5. The generation method according to claim 1, characterized in that, Also includes: Merge or remove target connected components that meet preset conditions, wherein the preset conditions are that the volume of the target connected component is less than a preset volume threshold or the number of voxels contained in the target connected component is less than a preset number threshold.
6. The generation method according to claim 1, characterized in that, The local region of interest is determined using at least one of the following methods: mesh extraction, target-oriented extraction, or key location extraction. Mesh extraction determines the region of interest by moving a fixed-size sliding window in the three-dimensional voxel model. Target-oriented extraction determines the local region of interest containing characteristic subsurface media in the three-dimensional voxel model based on the threshold and / or gradient features of the electromagnetic parameters. Key location extraction determines the local region of interest based on known locations in the three-dimensional voxel model.

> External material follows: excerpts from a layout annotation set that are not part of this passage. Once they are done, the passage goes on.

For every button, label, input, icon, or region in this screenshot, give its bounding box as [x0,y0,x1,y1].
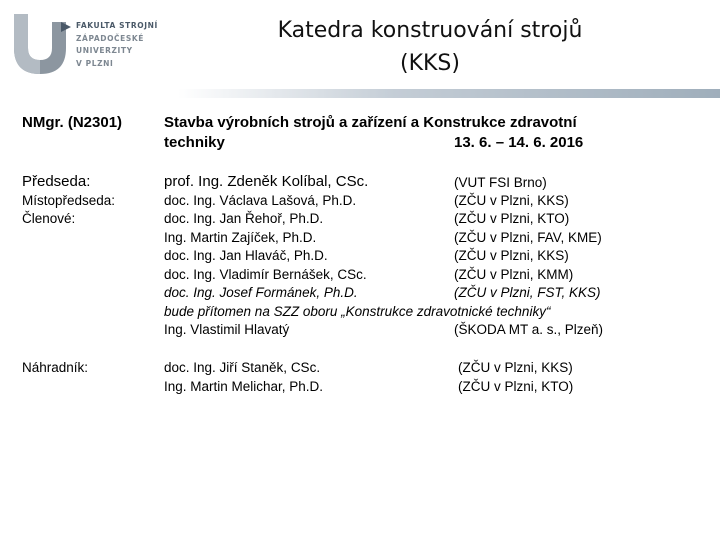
vice-chair-affiliation: (ZČU v Plzni, KKS) [454,193,569,208]
program-name-line-1: Stavba výrobních strojů a zařízení a Konstrukce zdravotní [164,114,577,131]
faculty-name [76,20,158,70]
role-vice-chair: Místopředseda: [22,193,116,208]
logo-line: UNIVERZITY [76,46,133,55]
chair-name: prof. Ing. Zdeněk Kolíbal, CSc. [164,173,369,190]
member-name: Ing. Vlastimil Hlavatý [164,322,290,337]
substitute-affiliation: (ZČU v Plzni, KKS) [458,360,573,375]
program-dates: 13. 6. – 14. 6. 2016 [454,134,584,151]
member-affiliation: (ZČU v Plzni, KMM) [454,267,574,282]
member-affiliation: (ZČU v Plzni, KTO) [454,211,570,226]
member-name: doc. Ing. Vladimír Bernášek, CSc. [164,267,367,282]
arrow-icon [60,21,72,33]
chair-affiliation: (VUT FSI Brno) [454,175,547,190]
logo-line: V PLZNI [76,58,114,68]
member-name: doc. Ing. Jan Hlaváč, Ph.D. [164,248,328,263]
role-chair: Předseda: [22,173,91,190]
member-name: Ing. Martin Zajíček, Ph.D. [164,230,317,245]
title-line-1: Katedra konstruování strojů [277,18,583,43]
faculty-logo [14,14,164,80]
header-divider [178,89,720,98]
member-affiliation: (ŠKODA MT a. s., Plzeň) [454,322,604,337]
member-affiliation: (ZČU v Plzni, FAV, KME) [454,230,602,245]
member-name: doc. Ing. Jan Řehoř, Ph.D. [164,211,324,226]
substitute-affiliation: (ZČU v Plzni, KTO) [458,379,574,394]
role-members: Členové: [22,211,76,226]
program-name-line-2: techniky [164,134,225,151]
logo-line: FAKULTA STROJNÍ [76,21,158,30]
member-affiliation: (ZČU v Plzni, KKS) [454,248,569,263]
program-code: NMgr. (N2301) [22,114,123,131]
member-affiliation: (ZČU v Plzni, FST, KKS) [454,285,601,300]
vice-chair-name: doc. Ing. Václava Lašová, Ph.D. [164,193,357,208]
substitute-name: doc. Ing. Jiří Staněk, CSc. [164,360,321,375]
substitute-name: Ing. Martin Melichar, Ph.D. [164,379,324,394]
logo-line: ZÁPADOČESKÉ [76,33,145,43]
member-name: doc. Ing. Josef Formánek, Ph.D. [164,285,358,300]
title-line-2: (KKS) [400,51,460,76]
role-substitute: Náhradník: [22,360,89,375]
attendance-note: bude přítomen na SZZ oboru „Konstrukce zdravotnické techniky“ [164,304,551,319]
page-title [250,14,610,80]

7. The generation method according to claim 1, characterized in that, Executing the geometric command to generate forward simulation data further includes: The antenna center frequency, time window, spatial sampling interval, longitudinal resolution, and maximum detection depth corresponding to the simulation scenario are determined as system parameters. The system parameters and geometric commands are used as inputs to call the gprMax simulation software to generate the forward modeling simulation data.

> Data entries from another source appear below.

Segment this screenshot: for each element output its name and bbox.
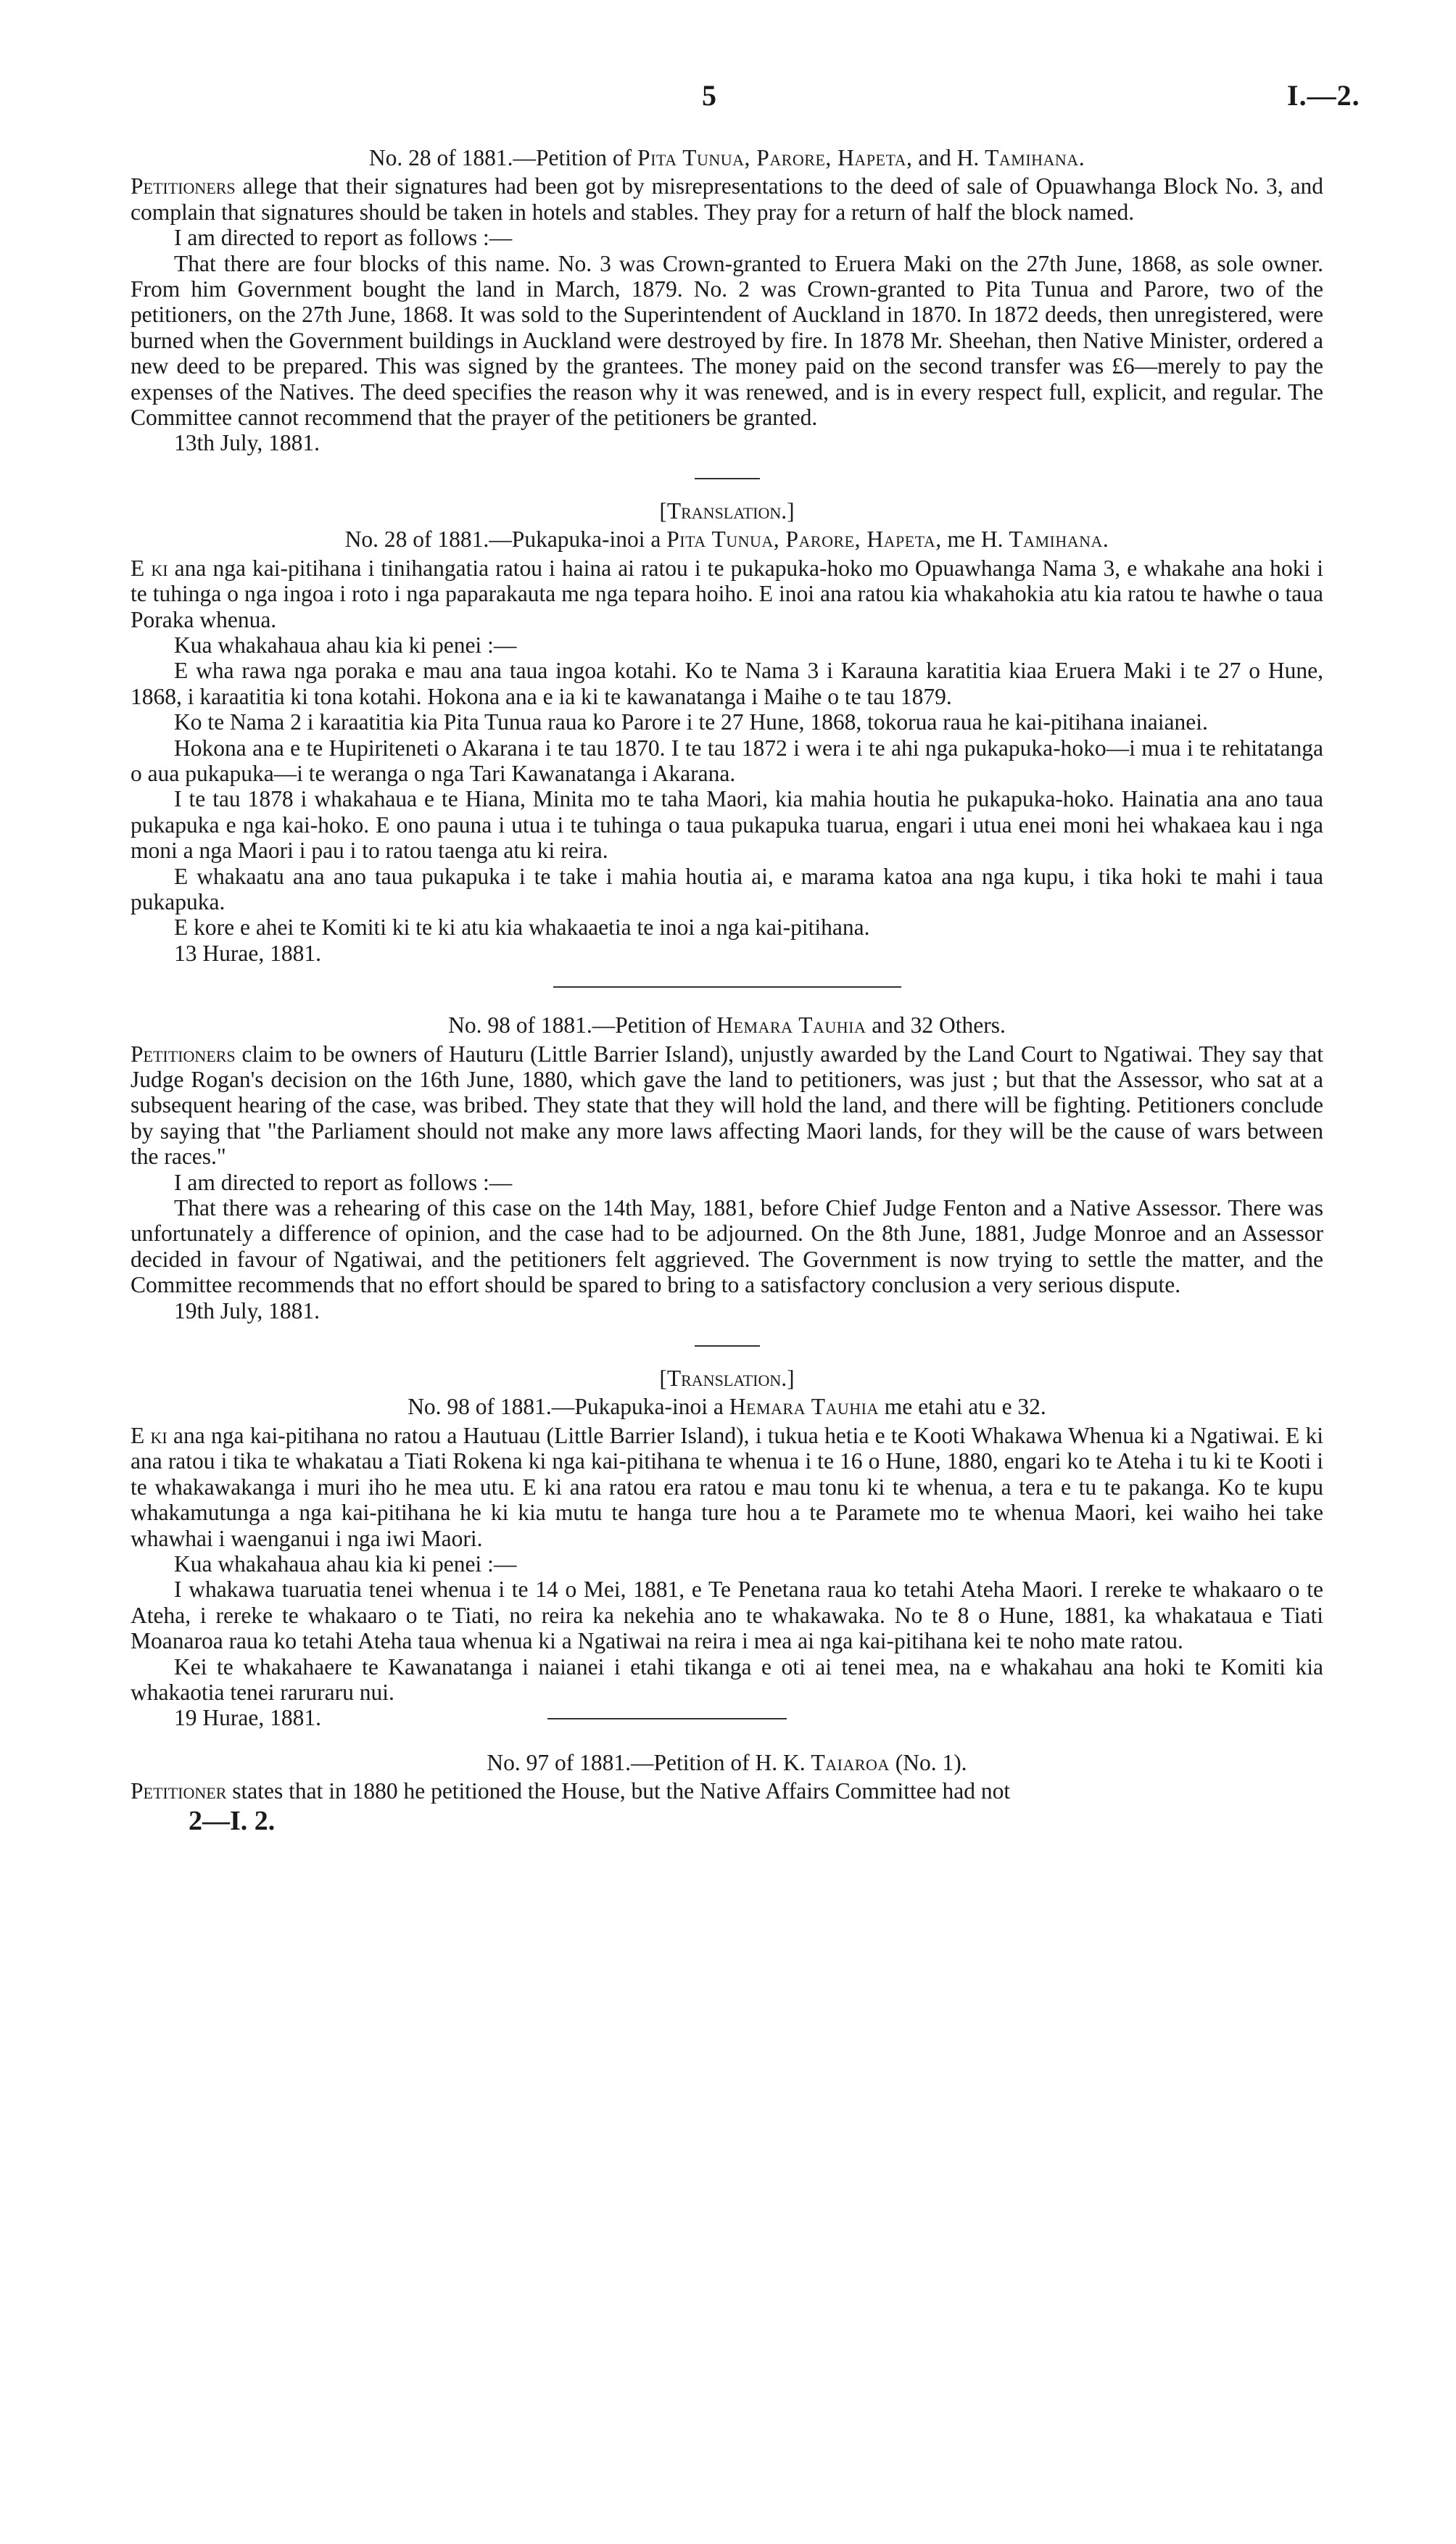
heading-and: and H. — [918, 145, 980, 170]
translation-paragraph: I te tau 1878 i whakahaua e te Hiana, Minita mo te taha Maori, kia mahia houtia he pukapuka-hoko. Hainatia ana ano taua pukapuka e nga kai-hoko. E ono pauna i utua i te tuhinga o taua pukapuka tuarua, engari i utua enei moni hei whakaea kau i nga moni a nga Maori i pau i to ratou taenga atu ki reira. — [131, 786, 1323, 864]
petition-summary — [131, 1778, 1323, 1804]
heading-and: me H. — [947, 526, 1004, 553]
translation-date: 19 Hurae, 1881. — [174, 1705, 321, 1731]
summary-text: allege that their signatures had been got by misrepresentations to the deed of sale of Opuawhanga Block No. 3, and complain that signatures should be taken in hotels and stables. They pray for a return of half the block named. — [131, 173, 1323, 225]
translation-heading-28 — [131, 526, 1323, 552]
translation-paragraph: Kei te whakahaere te Kawanatanga i naianei i etahi tikanga e oti ai tenei mea, na e whakahau ana hoki te Komiti kia whakaotia tenei raruraru nui. — [131, 1653, 1323, 1705]
translation-label: [Translation.] — [659, 497, 795, 524]
summary-text: states that in 1880 he petitioned the House, but the Native Affairs Committee had not — [226, 1778, 1011, 1804]
signature-mark: 2—I. 2. — [189, 1805, 276, 1836]
summary-text: ana nga kai-pitihana i tinihangatia ratou i haina ai ratou i te pukapuka-hoko mo Opuawhanga Nama 3, e whakahe ana hoki i te tuhinga o nga ingoa i roto i nga paparakauta me nga tepara hoiho. E inoi ana ratou kia whakahokia atu kia ratou te hawhe o taua Poraka whenua. — [131, 555, 1323, 632]
heading-prefix: No. 28 of 1881.—Pukapuka-inoi a — [344, 526, 661, 553]
heading-prefix: No. 98 of 1881.—Petition of — [448, 1012, 711, 1038]
petitioner-names: Pita Tunua, Parore, Hapeta, — [666, 526, 942, 553]
translation-paragraph: Hokona ana e te Hupiriteneti o Akarana i te tau 1870. I te tau 1872 i wera i te ahi nga pukapuka-hoko—i mua i te rehitatanga o aua pukapuka—i te weranga o nga Tari Kawanatanga i Akarana. — [131, 735, 1323, 786]
petitioner-names: Hemara Tauhia — [729, 1394, 879, 1420]
heading-suffix: me etahi atu e 32. — [884, 1394, 1046, 1420]
heading-prefix: No. 28 of 1881.—Petition of — [368, 145, 632, 170]
report-date: 13th July, 1881. — [174, 430, 320, 456]
translation-paragraph: Ko te Nama 2 i karaatitia kia Pita Tunua raua ko Parore i te 27 Hune, 1868, tokorua raua he kai-pitihana inaianei. — [174, 709, 1208, 735]
petition-summary — [131, 1041, 1323, 1170]
lead-word: Petitioners — [131, 173, 236, 199]
summary-text: ana nga kai-pitihana no ratou a Hautuau (Little Barrier Island), i tukua hetia e te Kooti Whakawa Whenua ki a Ngatiwai. E ki ana ratou i tika te whakatau a Tiati Rokena ki nga kai-pitihana te whenua i te 16 o Hune, 1880, engari ko te Ateha i tu ki te Kooti i te whakawakanga i muri iho he mea utu. E ki ana ratou era ratou e mau tonu ki te whenua, a tera e tu te pakanga. Ko te kupu whakamutunga a nga kai-pitihana he ki kia mutu te hanga ture hou a te Paramete mo te whenua Maori, kei waiho hei take whawhai i waenganui i nga iwi Maori. — [131, 1422, 1323, 1551]
petition-heading-97 — [131, 1750, 1323, 1775]
translation-intro: Kua whakahaua ahau kia ki penei :— — [174, 632, 517, 658]
translation-paragraph: E kore e ahei te Komiti ki te ki atu kia whakaaetia te inoi a nga kai-pitihana. — [174, 914, 870, 941]
section-divider — [547, 1718, 787, 1719]
petitioner-last-name: Tamihana. — [985, 145, 1085, 170]
petitioner-names: Pita Tunua, Parore, Hapeta, — [637, 145, 913, 170]
lead-word: Petitioner — [131, 1778, 227, 1804]
heading-prefix: No. 98 of 1881.—Pukapuka-inoi a — [408, 1394, 724, 1420]
translation-summary — [131, 1423, 1323, 1551]
petitioner-last-name: Tamihana. — [1009, 526, 1109, 553]
report-intro: I am directed to report as follows :— — [174, 1169, 513, 1195]
lead-word: E ki — [131, 1422, 167, 1448]
heading-suffix: (No. 1). — [895, 1749, 967, 1775]
translation-paragraph: E whakaatu ana ano taua pukapuka i te take i mahia houtia ai, e marama katoa ana nga kupu, i tika hoki te mahi i taua pukapuka. — [131, 863, 1323, 914]
translation-intro: Kua whakahaua ahau kia ki penei :— — [174, 1550, 517, 1577]
petition-heading-28 — [131, 145, 1323, 170]
report-intro: I am directed to report as follows :— — [174, 225, 513, 251]
translation-summary — [131, 556, 1323, 632]
petition-summary — [131, 173, 1323, 225]
divider-rule — [695, 478, 760, 479]
heading-prefix: No. 97 of 1881.—Petition of H. K. — [487, 1749, 806, 1775]
section-divider — [553, 986, 901, 988]
document-body — [131, 145, 1323, 1834]
paper-number: I.—2. — [1287, 79, 1360, 112]
report-body: That there are four blocks of this name. No. 3 was Crown-granted to Eruera Maki on the 27th June, 1868, as sole owner. From him Government bought the land in March, 1879. No. 2 was Crown-granted to Pita Tunua and Parore, two of the petitioners, on the 27th June, 1868. It was sold to the Superintendent of Auckland in 1870. In 1872 deeds, then unregistered, were burned when the Government buildings in Auckland were destroyed by fire. In 1878 Mr. Sheehan, then Native Minister, ordered a new deed to be prepared. This was signed by the grantees. The money paid on the second transfer was £6—merely to pay the expenses of the Natives. The deed specifies the reason why it was renewed, and is in every respect full, explicit, and regular. The Committee cannot recommend that the prayer of the petitioners be granted. — [131, 250, 1323, 431]
translation-paragraph: I whakawa tuaruatia tenei whenua i te 14 o Mei, 1881, e Te Penetana raua ko tetahi Ateha Maori. I rereke te whakaaro o te Ateha, i rereke te whakaaro o te Tiati, no reira ka nekehia ano te whakawaka. No te 8 o Hune, 1881, ka whakataua e Tiati Moanaroa raua ko tetahi Ateha taua whenua ki a Ngatiwai na reira i mea ai nga kai-pitihana kei te noho mate ratou. — [131, 1577, 1323, 1654]
lead-word: E ki — [131, 555, 168, 581]
petitioner-names: Hemara Tauhia — [716, 1012, 866, 1038]
translation-heading-98 — [131, 1394, 1323, 1419]
heading-suffix: and 32 Others. — [872, 1012, 1006, 1038]
translation-label: [Translation.] — [659, 1366, 795, 1392]
report-body: That there was a rehearing of this case on the 14th May, 1881, before Chief Judge Fenton and a Native Assessor. There was unfortunately a difference of opinion, and the case had to be adjourned. On the 8th June, 1881, Judge Monroe and an Assessor decided in favour of Ngatiwai, and the petitioners felt aggrieved. The Government is now trying to settle the matter, and the Committee recommends that no effort should be spared to bring to a satisfactory conclusion a very serious dispute. — [131, 1195, 1323, 1298]
running-head — [0, 78, 1456, 122]
page-number: 5 — [702, 79, 716, 112]
translation-date: 13 Hurae, 1881. — [174, 940, 321, 966]
summary-text: claim to be owners of Hauturu (Little Barrier Island), unjustly awarded by the Land Court to Ngatiwai. They say that Judge Rogan's decision on the 16th June, 1880, which gave the land to petitioners, was just ; but that the Assessor, who sat at a subsequent hearing of the case, was bribed. They state that they will hold the land, and there will be fighting. Petitioners conclude by saying that "the Parliament should not make any more laws affecting Maori lands, for they will be the cause of wars between the races." — [131, 1041, 1323, 1170]
report-date: 19th July, 1881. — [174, 1297, 320, 1323]
petition-heading-98 — [131, 1012, 1323, 1038]
divider-rule — [695, 1345, 760, 1347]
petitioner-names: Taiaroa — [811, 1749, 890, 1775]
translation-paragraph: E wha rawa nga poraka e mau ana taua ingoa kotahi. Ko te Nama 3 i Karauna karatitia kiaa Eruera Maki i te 27 o Hune, 1868, i karaatitia ki tona kotahi. Hokona ana e ia ki te kawanatanga i Maihe o te tau 1879. — [131, 658, 1323, 709]
date-rule-row — [131, 1705, 1323, 1730]
lead-word: Petitioners — [131, 1041, 236, 1067]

8. The generation method according to claim 1, characterized in that, The simulation scenario includes at least one of the following: localized defect scenario, metal pipeline scenario, non-metal pipeline scenario, and composite scenario.

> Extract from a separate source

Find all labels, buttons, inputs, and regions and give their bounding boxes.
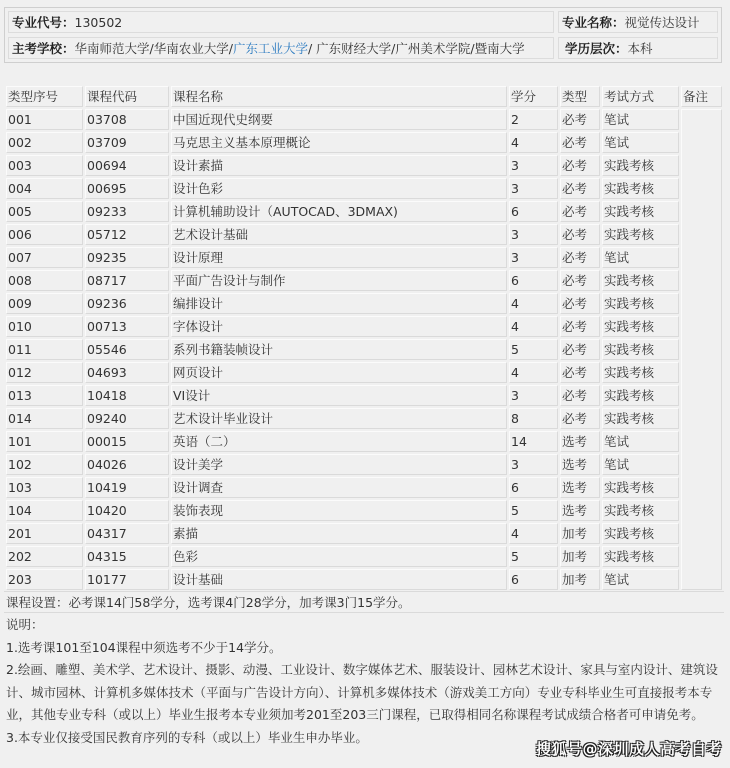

9. A system for generating forward simulation data, characterized in that, The generation system includes: a model generation module, an electromagnetic parameter mapping processing module, a local region of interest measurement module, and a simulation data calculation module, wherein, The model generation module constructs a three-dimensional voxel model corresponding to the simulation scene; The electromagnetic parameter mapping processing module divides the data into bin regions based on the numerical characteristics of the electromagnetic parameters corresponding to each voxel in the three-dimensional voxel model. The bin regions describe the range of values for the numerical characteristics of the electromagnetic parameters. The electromagnetic parameter mapping processing module is also used to map electromagnetic parameters with different numerical characteristics corresponding to multiple voxels belonging to one bin region into electromagnetic parameters with the same numerical characteristics. The local region of interest measurement module is used to determine the target connected region in the three-dimensional voxel model, wherein the voxels contained in the target connected region have the same numerical characteristics of the electromagnetic parameters and the voxels are connected in space in the three-dimensional voxel model. The simulation data calculation module is used to select a local region of interest from the three-dimensional voxel model, generate a geometric command corresponding to the target connected component included in the local region of interest, and execute the geometric command to generate forward simulation data.
10. An electronic device comprising a memory, a processor, and a computer program stored in the memory and executable on the processor, characterized in that, When the processor executes the computer program, it implements the steps of the method for generating forward simulation data as described in any one of claims 1 to 8.